Las magas hechizaron
Armide hechizó a Rinaldo y Montserrat Caballé, una vez más, al público liceísta. Ambas magas habían pactado previamente con poderes sobrenaturales: con el Maligno, el Odio, el Placer y el Amor la primera, desplegando una mal calibrada política de alianzas que por fuerza había de valerle una conclusión trágica; con su propia técnica vocal, su presencia escénica y su sentido dramático -todos ellos poderes sobrenaturales-, la segunda, que consiguió tomar la plaza liceísta como si de un castillo de naipes se tratara. Ovación larguísima, volcada, inextinguible: la diva arrasa porque su voz es un hechizo irresistible al oído. Existe, sin embargo, otro pacto, menos sobrenatural y espectacular, más racional y pragmático, subyacente a la Armide de la otra noche: el que Montserrat Caballé, conchabada con el director musical Manfred Ramin y con el director escénico José Luis Alonso, establece con la obra de Gluck.
Armide
De Christohp W. Gluck. Montserrat Caballé, Peter Lindroos, Martha Szirmay y Enric Serra en los principales papeles. Director de escena: José Luis Alonso. Escenografía: Hugo de Ana. Coreografía: José Granero. Producción: Teatro de La Zarzuela. Orquesta y coro del Liceo, dirigidos por Manfred Ramin. Gran Teatro del Liceo. Barcelona, 6 de diciembre de 1986.

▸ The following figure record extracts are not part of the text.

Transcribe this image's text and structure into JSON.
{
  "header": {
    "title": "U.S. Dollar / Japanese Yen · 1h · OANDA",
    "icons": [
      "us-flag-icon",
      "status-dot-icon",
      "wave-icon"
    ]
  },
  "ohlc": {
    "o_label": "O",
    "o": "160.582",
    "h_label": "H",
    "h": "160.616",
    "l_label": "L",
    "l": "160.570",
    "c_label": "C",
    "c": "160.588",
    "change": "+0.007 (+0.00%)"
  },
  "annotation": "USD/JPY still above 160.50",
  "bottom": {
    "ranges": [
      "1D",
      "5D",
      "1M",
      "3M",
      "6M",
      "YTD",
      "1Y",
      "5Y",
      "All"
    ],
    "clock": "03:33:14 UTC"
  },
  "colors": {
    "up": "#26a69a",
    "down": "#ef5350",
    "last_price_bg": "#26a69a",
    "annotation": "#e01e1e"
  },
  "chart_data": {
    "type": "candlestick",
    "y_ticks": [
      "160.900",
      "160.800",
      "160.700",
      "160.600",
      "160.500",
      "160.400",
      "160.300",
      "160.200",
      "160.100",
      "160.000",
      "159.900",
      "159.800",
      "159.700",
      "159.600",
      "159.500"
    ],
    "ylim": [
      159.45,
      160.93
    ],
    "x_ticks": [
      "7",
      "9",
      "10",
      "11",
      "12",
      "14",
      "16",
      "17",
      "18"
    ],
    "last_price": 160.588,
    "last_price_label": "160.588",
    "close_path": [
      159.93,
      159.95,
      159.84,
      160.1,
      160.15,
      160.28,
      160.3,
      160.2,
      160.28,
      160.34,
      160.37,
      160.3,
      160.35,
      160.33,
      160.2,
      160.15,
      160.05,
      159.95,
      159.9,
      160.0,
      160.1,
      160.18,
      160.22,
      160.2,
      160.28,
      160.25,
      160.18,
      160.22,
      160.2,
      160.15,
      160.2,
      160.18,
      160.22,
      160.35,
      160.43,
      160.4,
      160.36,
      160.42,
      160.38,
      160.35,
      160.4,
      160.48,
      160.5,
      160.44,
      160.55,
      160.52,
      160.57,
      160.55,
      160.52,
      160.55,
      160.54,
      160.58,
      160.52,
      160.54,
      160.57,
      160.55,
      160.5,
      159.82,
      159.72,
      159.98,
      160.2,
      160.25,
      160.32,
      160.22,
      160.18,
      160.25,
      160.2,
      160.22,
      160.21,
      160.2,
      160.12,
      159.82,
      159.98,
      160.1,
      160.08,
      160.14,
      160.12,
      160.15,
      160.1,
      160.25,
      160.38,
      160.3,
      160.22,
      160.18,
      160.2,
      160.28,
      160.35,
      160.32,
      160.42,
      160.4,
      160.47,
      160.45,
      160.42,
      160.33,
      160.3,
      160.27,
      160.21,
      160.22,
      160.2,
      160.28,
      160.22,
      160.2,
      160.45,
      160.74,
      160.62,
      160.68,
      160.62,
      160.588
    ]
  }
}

La ópera Armide tiene momentos indiscutiblemente sublimes: todo el tercer acto, con la intervención de la figura del Odio -interpretada extraordinariamente por la rica voz de Martha Szirmay- y la tensión psicológica que vive la protagonista, es pura maravilla; por no hablar del último acto, con su precioso dúo de amor y el despechado monólogo de la maga que ve derrumbarse sus ilusiones amorosas junto con el idealizado palacio que las albergó. Pero, por lo demás, se trata de una obra alejada de la sensibilidad contemporánea. La célebre reforma gluckiana, de la que en el recuadro adjunto se señalan las líneas maestras, vista desde la perspectiva de los siglos, tiene mayor valor por las consecuencias que de ella se derivaron que por sus propias realizaciones. Ese ensamblaje de tragédie-lyrique típicamente francesa con la ópera seria de tradición metastasiana que se realiza en Armide resulta un tanto forzada para la mentalidad actual. Confiar la acción a valores tan altisonantes como la Justicia, el Orden y el Sentido del Deber patriótico a lo largo de cinco actos resulta insuficiente para las cotas de espectacularidad exigidas por los hijos del mayo del 68.
La única salida al impasse aparente es el compromiso histórico con la obra: aceptemos los postulados gluckianos de la continuidad dramática, de la inmobilidad escénica que ello genera y de las exigencias declamatorias de un texto éticamente aleccionador como exigen las normas del gusto dieciochesco, pero no olvidemos que todo ello, a la postre, abriría las puertas del romanticismo de un Berlioz o un Wagner, admiradores ambos, más teóricos que músicos en tal disyuntiva, del gran Gluck.
Todo encajó en este planteamiento y el resultado de conjunto fue un espectáculo brillante, plenamente vigente. Ramin sacó de la orquesta el máximo partido -¿por qué, sin embargo, se suprimió el clavicémbalo del bajo?- y las voces correspondieron ajustadamente: algo corto en los agudos el tenor Peter Lindroos, pero correcto al fin, centrada la Phenice de Claudia Eder, potente el Ubalde de Enric Serra que va sobrado de tablas, quizá las que le faltan -pero ya vendrán- al tenor Antonio Leonel, de precioso timbre vocal. Bonita coreografía y radiante en sus múltiples intervenciones el coro, pese a que en algún momento tuvo que luchar, para ver al director, con una puesta en escena por lo demás muy bien resuelta en su sencillez.